I also have an issue with the amount of disk space this project requires. Running the program “training.py” in chapter 11 calls “prepcache.py”, which creates a cache which is even bigger than the dataset. Between the original dataset and this cache, nearly 300gbs of my hard drive are taken up, which is more than I can spare. As far as I can tell, the book doesn’t really cover what’s happening in prepcache.py, and I found the code for it difficult to follow. I’ve never seen anything like this in any of the models I’ve built in the past, so I’d like to know why this step is necessary and how it makes the model more efficient.
I do realize that it’s possible to run training on just a single subset of the data, but I’m going to continue to try with the full dataset merely because I want the experience of having to work with a massive dataset; and because I’m convinced that it shouldn’t be that difficult (it’s in a beginner’s book, after all).

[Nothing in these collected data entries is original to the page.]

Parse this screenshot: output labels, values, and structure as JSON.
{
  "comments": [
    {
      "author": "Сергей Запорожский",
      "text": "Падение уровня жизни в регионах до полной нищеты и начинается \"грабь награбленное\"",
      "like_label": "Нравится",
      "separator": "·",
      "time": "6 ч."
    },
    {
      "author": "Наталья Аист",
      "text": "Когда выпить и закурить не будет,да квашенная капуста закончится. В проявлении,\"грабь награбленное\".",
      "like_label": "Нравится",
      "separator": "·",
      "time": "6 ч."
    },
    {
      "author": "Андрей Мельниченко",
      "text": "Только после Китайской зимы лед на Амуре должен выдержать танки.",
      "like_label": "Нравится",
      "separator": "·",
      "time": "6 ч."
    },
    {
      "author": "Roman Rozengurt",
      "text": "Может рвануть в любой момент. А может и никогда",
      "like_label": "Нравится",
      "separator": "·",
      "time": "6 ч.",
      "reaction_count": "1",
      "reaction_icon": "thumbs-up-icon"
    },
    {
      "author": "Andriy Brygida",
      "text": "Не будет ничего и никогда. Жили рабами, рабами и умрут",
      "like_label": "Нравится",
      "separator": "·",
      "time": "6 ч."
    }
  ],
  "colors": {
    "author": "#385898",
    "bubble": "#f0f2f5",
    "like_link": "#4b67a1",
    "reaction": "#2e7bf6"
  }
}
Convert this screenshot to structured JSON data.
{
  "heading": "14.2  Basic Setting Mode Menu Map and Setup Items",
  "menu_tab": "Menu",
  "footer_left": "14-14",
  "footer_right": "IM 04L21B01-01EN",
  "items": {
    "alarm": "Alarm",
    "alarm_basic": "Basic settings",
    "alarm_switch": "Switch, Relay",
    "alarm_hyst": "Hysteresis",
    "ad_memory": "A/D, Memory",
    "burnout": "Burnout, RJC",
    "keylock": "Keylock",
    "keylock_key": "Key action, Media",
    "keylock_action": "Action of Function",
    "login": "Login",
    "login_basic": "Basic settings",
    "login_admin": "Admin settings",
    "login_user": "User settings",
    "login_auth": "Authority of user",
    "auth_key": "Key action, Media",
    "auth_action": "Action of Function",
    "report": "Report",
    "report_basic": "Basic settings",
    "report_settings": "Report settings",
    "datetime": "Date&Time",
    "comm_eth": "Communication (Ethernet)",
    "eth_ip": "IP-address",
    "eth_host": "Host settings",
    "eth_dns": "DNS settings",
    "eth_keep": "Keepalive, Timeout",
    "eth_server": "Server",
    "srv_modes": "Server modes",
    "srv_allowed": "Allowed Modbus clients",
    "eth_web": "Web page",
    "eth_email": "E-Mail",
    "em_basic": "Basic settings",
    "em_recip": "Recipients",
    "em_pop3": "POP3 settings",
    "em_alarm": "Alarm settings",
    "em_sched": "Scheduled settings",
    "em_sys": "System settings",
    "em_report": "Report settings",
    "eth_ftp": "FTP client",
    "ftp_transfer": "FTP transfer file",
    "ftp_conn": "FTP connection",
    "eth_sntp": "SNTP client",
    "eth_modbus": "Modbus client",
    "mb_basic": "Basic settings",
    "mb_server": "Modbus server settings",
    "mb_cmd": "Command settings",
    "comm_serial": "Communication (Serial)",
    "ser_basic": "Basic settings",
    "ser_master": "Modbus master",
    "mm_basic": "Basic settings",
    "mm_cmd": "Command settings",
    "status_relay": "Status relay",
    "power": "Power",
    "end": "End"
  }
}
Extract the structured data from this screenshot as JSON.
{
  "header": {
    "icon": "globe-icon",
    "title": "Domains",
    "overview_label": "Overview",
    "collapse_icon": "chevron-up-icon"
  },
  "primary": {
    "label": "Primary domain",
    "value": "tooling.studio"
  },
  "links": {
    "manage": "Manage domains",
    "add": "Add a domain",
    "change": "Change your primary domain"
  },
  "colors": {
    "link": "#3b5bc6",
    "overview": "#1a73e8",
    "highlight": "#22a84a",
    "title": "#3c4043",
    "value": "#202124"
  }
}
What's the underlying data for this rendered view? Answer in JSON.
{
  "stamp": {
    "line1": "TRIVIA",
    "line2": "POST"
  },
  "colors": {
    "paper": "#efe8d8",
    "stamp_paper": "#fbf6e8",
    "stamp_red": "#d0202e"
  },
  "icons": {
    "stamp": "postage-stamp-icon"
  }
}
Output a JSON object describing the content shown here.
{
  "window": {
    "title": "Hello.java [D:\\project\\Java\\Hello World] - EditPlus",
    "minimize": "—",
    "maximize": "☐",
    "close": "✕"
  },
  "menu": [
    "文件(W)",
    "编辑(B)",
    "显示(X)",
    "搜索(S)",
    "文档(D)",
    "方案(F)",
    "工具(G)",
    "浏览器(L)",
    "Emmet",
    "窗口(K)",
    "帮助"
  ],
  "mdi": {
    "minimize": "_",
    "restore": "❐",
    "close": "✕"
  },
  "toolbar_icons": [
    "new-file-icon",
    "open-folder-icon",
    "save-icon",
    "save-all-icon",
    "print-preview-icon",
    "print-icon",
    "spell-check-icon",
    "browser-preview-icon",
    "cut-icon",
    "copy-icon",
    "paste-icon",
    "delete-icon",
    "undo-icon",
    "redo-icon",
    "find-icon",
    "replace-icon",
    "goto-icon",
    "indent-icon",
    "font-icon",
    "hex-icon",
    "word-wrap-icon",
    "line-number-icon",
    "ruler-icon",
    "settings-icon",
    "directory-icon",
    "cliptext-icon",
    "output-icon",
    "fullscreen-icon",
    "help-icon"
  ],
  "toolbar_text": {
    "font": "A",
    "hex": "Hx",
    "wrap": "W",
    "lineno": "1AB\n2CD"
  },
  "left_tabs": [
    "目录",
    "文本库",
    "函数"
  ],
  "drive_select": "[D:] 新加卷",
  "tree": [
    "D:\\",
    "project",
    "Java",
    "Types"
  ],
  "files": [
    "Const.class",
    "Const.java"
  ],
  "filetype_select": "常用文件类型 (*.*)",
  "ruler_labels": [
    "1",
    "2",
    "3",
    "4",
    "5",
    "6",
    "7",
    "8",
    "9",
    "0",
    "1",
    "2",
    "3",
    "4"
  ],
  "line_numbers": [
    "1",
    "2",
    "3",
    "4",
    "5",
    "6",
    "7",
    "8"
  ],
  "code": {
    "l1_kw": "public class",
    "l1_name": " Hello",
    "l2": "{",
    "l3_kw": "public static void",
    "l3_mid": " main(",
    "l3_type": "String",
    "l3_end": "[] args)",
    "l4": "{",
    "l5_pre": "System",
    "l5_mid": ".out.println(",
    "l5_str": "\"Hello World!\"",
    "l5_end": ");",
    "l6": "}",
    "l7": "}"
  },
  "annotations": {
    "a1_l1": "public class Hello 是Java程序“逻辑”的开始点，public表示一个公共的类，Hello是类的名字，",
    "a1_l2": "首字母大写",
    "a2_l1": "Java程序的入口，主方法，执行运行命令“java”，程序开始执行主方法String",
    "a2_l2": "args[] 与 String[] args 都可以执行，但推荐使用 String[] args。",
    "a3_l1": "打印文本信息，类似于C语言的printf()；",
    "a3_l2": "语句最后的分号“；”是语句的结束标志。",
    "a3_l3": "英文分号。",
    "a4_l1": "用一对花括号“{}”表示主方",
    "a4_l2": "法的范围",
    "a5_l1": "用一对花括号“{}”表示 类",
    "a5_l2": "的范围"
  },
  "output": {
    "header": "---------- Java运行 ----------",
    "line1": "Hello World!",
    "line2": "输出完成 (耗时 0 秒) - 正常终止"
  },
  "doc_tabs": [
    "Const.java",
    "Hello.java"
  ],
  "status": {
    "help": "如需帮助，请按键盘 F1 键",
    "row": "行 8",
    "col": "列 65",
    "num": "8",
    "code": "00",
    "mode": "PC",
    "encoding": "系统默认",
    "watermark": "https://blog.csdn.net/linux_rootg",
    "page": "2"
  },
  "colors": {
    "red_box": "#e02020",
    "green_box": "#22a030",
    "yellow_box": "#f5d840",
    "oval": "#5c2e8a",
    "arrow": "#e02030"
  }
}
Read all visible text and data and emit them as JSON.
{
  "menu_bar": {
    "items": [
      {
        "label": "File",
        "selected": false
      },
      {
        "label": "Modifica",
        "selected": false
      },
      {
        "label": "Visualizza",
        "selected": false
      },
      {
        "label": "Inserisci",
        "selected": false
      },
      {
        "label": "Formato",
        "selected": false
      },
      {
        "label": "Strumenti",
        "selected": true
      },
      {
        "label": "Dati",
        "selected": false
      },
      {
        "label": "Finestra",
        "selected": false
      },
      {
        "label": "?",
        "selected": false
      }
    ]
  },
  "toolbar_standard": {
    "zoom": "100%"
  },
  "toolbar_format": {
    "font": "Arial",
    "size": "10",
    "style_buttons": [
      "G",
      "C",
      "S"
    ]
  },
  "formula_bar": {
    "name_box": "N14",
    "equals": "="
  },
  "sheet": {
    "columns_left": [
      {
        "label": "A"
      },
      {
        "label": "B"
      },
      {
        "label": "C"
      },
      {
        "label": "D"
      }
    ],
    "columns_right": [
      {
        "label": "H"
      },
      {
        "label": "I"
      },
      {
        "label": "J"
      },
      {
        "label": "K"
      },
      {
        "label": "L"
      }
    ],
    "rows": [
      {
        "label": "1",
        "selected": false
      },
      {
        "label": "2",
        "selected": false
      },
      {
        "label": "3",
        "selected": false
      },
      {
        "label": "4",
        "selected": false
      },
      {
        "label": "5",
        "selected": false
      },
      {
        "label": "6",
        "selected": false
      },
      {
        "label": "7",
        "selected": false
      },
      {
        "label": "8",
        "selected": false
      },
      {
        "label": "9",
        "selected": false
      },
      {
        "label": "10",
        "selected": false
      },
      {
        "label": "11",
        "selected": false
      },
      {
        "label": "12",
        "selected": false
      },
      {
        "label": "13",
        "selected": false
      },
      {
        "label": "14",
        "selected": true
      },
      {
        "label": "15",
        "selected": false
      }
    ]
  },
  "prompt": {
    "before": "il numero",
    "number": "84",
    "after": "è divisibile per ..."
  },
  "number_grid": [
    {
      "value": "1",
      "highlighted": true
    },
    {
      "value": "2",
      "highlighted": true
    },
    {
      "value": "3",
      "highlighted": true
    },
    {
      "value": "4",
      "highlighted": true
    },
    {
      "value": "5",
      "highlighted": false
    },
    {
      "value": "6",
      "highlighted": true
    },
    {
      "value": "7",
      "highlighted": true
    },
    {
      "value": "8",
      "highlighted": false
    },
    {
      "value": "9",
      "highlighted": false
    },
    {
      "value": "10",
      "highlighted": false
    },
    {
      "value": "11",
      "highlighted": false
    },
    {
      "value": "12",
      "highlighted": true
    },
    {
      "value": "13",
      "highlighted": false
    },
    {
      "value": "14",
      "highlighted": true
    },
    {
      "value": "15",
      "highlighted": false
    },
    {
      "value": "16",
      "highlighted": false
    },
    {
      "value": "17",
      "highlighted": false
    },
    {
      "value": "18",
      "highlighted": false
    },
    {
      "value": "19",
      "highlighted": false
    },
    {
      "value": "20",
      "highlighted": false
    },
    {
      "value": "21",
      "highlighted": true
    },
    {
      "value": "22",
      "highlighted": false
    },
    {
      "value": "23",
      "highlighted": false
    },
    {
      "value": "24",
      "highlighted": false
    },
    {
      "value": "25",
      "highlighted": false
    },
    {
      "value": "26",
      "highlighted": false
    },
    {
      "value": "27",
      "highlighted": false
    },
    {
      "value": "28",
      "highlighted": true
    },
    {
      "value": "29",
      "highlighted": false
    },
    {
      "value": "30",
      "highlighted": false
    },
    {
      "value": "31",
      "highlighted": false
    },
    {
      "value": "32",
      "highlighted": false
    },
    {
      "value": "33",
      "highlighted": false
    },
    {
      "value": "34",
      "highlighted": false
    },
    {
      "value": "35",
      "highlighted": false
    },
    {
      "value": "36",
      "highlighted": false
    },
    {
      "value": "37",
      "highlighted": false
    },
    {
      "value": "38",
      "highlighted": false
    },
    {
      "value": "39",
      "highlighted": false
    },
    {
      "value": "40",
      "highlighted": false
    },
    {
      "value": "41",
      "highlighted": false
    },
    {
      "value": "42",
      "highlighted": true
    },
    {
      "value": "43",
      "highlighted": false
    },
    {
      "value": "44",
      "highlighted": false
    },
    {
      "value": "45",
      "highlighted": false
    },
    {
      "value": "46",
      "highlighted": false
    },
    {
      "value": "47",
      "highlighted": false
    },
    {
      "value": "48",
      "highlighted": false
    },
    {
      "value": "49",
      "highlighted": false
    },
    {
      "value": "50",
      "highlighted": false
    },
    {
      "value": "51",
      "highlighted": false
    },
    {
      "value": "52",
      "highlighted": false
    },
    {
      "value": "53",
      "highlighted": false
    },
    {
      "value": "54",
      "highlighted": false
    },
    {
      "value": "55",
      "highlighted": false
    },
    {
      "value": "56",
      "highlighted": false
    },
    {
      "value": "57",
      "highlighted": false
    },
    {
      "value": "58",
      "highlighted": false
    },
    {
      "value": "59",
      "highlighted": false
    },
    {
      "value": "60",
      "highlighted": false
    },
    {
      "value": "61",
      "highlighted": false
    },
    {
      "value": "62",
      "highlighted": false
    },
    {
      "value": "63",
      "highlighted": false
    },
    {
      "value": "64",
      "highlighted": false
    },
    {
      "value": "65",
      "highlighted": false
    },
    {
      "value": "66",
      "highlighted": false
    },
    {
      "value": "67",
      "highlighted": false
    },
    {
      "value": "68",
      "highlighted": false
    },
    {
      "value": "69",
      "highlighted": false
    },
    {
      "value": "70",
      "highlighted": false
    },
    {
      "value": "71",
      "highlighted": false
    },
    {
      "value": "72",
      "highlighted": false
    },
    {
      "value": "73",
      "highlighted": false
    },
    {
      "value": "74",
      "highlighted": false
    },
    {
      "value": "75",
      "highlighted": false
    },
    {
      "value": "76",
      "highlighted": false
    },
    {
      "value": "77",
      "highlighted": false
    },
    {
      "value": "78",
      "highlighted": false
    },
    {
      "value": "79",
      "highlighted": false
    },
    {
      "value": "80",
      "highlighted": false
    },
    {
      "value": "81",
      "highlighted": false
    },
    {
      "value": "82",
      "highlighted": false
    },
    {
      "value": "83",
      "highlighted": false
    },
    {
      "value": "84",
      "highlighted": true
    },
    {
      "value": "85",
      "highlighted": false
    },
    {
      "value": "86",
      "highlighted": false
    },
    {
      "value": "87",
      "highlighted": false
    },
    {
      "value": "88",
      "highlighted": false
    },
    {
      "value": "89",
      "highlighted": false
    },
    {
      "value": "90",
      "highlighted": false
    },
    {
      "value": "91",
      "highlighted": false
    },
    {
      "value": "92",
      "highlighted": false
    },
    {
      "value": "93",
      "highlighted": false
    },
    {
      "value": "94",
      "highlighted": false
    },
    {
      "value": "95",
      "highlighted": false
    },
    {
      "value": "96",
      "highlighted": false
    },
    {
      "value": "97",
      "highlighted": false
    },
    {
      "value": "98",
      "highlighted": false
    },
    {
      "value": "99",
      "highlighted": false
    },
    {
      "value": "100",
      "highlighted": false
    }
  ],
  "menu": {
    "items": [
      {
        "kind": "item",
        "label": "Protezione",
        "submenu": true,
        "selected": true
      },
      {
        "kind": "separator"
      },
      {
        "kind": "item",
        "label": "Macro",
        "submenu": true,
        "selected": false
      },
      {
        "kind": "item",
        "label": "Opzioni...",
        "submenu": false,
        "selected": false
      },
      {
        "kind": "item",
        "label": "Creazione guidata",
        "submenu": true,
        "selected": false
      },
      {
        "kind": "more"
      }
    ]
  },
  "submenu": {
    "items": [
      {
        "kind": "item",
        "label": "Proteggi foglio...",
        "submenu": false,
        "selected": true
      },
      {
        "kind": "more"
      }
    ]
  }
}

That said, I find the style of part 2 very different from part 1. Part 1 was a lot like the instruction in FastAI: you’re encourage to go through the code line by line and understand exactly what’s happening in every step. But in part 2, the code feels very opaque and difficult to follow. Most of the code calls helper functions which are tucked away in other files, which themselves call helper functions that are tucked away in other files. I appreciate that this is more efficient from a developer’s perspective; but from a student’s perspective I don’t feel it’s optimal for teaching.